Boston, MA - For the past six years, Chick-Fil-A has garnered national—and ultimately polarizing—public attention for reasons that has less to do with the quality of their food, and more for a controversial stance on same sex marriage and equality. In fact, attention was so polarizing that it prompted a sharp rebuke from then Boston mayor Thomas Menino who pulled no punches after hearing of the national chain’s plans for expansion in Boston.

"When Massachusetts became the first state in the country to recognize equal marriage rights, I personally stood on City Hall Plaza to greet same sex couples coming here to be married. It would be an insult to them and to our city's long history of expanding freedom to have a Chick-Fil-A across the street from that spot," stated Menino in a 2012 press release.

However, his successor appears somewhat more ambivalent in addressing the the restaurant’s desire to expand into the greater metropolitan Boston area.

“Chick-fil-A has gone through a process here in the community and I’ll be kind of paying attention to see what the story is and what’s been going on, any feelings we have. I have not heard anything negative about Chick-fil-A coming in.... I know there was a situation here many, many years ago with Chick-fil-A coming in,” Mayor Marty Walsh told reporters on Tuesday, referring to a 2012 incident in Northeastern University students successfully blocked the restaurant from coming to campus, citing the chain’s continued support against same-sex marriage.

The Atlanta based chain—which currently operates 11 locations in the Massachusetts area—first drew public scrutiny in 2012 when CEO Dan Cathy came out in support of traditional definitions of marriage, vowing to donate millions to anti-LGBT groups.

"We are very much supportive of the family—the biblical definition of the family unit. We are a family-owned business, a family-led business, and we are married to our first wives...We intend to stay the course," Cathy stated at the time in an interview with the Baptist Press. "We know that it might not be popular with everyone, but thank the Lord, we live in a country where we can share our values and operate on biblical principles." However, owing to mass protest and public outcry, Cathy softened his tune just two years later.

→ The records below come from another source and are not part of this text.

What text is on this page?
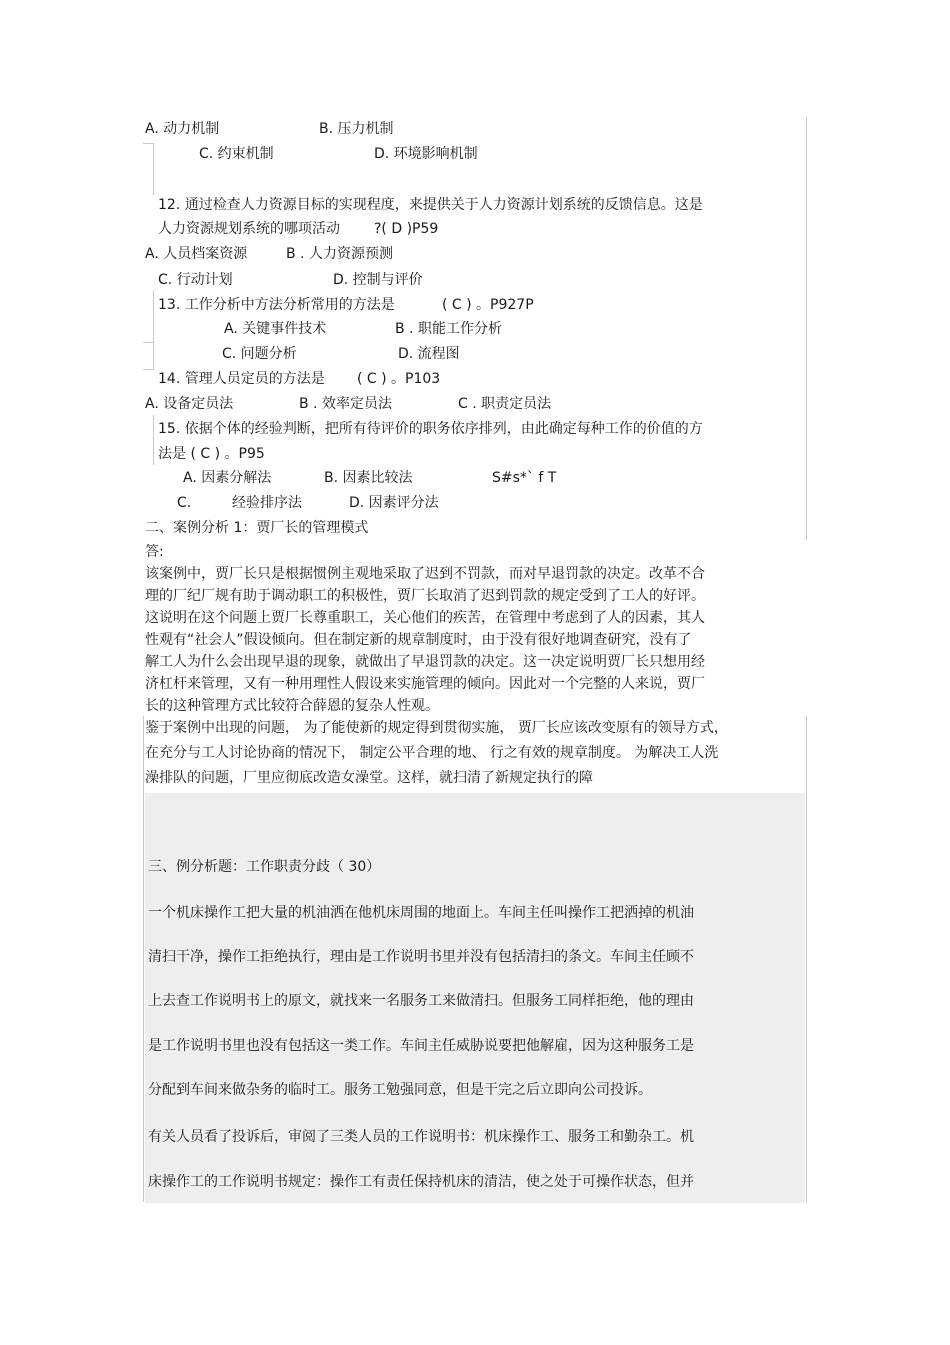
A. 动力机制	B. 压力机制
C. 约束机制	D. 环境影响机制
12. 通过检查人力资源目标的实现程度，来提供关于人力资源计划系统的反馈信息。这是
人力资源规划系统的哪项活动 ?( D )P59
A. 人员档案资源	B . 人力资源预测
C. 行动计划	D. 控制与评价
13. 工作分析中方法分析常用的方法是	( C ) 。P927P
A. 关键事件技术	B . 职能工作分析
C. 问题分析	D. 流程图
14. 管理人员定员的方法是 ( C ) 。P103
A. 设备定员法	B . 效率定员法	C . 职责定员法
15. 依据个体的经验判断，把所有待评价的职务依序排列，由此确定每种工作的价值的方
法是 ( C ) 。P95
A. 因素分解法	B. 因素比较法	S#s*` f T
C.	经验排序法	D. 因素评分法
二、案例分析 1：贾厂长的管理模式
答:
该案例中，贾厂长只是根据惯例主观地采取了迟到不罚款，而对早退罚款的决定。改革不合
理的厂纪厂规有助于调动职工的积极性，贾厂长取消了迟到罚款的规定受到了工人的好评。
这说明在这个问题上贾厂长尊重职工，关心他们的疾苦，在管理中考虑到了人的因素，其人
性观有“社会人”假设倾向。但在制定新的规章制度时，由于没有很好地调查研究，没有了
解工人为什么会出现早退的现象，就做出了早退罚款的决定。这一决定说明贾厂长只想用经
济杠杆来管理，又有一种用理性人假设来实施管理的倾向。因此对一个完整的人来说，贾厂
长的这种管理方式比较符合薛恩的复杂人性观。
鉴于案例中出现的问题， 为了能使新的规定得到贯彻实施， 贾厂长应该改变原有的领导方式，
在充分与工人讨论协商的情况下， 制定公平合理的地、 行之有效的规章制度。 为解决工人洗
澡排队的问题，厂里应彻底改造女澡堂。这样，就扫清了新规定执行的障
三、例分析题：工作职责分歧（ 30）
一个机床操作工把大量的机油洒在他机床周围的地面上。车间主任叫操作工把洒掉的机油
清扫干净，操作工拒绝执行，理由是工作说明书里并没有包括清扫的条文。车间主任顾不
上去查工作说明书上的原文，就找来一名服务工来做清扫。但服务工同样拒绝，他的理由
是工作说明书里也没有包括这一类工作。车间主任威胁说要把他解雇，因为这种服务工是
分配到车间来做杂务的临时工。服务工勉强同意，但是干完之后立即向公司投诉。
有关人员看了投诉后，审阅了三类人员的工作说明书：机床操作工、服务工和勤杂工。机
床操作工的工作说明书规定：操作工有责任保持机床的清洁，使之处于可操作状态，但并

"I'm going to leave it to politicians and others to discuss social issues,” he stated in a 2014 interview with USA Today.Back Bay Association President Meg Mainzer-Cohen stated she felt the proposed location at 569 Boylston St (currently home to Boloco) is an ideal spot for a fast food restaurant in the Copley Square area.

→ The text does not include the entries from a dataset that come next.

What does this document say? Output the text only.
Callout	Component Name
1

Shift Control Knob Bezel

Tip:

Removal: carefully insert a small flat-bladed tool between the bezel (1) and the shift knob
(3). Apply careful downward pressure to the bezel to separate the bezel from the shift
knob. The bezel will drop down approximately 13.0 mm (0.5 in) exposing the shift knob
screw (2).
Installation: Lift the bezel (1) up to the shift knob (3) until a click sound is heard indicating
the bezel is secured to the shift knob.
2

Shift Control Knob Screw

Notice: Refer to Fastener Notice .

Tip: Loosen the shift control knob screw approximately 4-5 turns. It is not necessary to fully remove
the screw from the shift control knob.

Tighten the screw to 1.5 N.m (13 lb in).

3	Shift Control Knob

“We are always looking for new opportunities to serve Massachusetts customers and are excited about the prospect of joining the Back Bay neighborhood,” Chick-Fil-A spokeswoman Amanda Hannah said in a statement. “While we are still early in the approval process, we can confirm that we are pursuing a location at 569 Boylston St.”

*The photograph in this article is an artist's rendering of a Chick-Fil-A at 569 Boylston Street.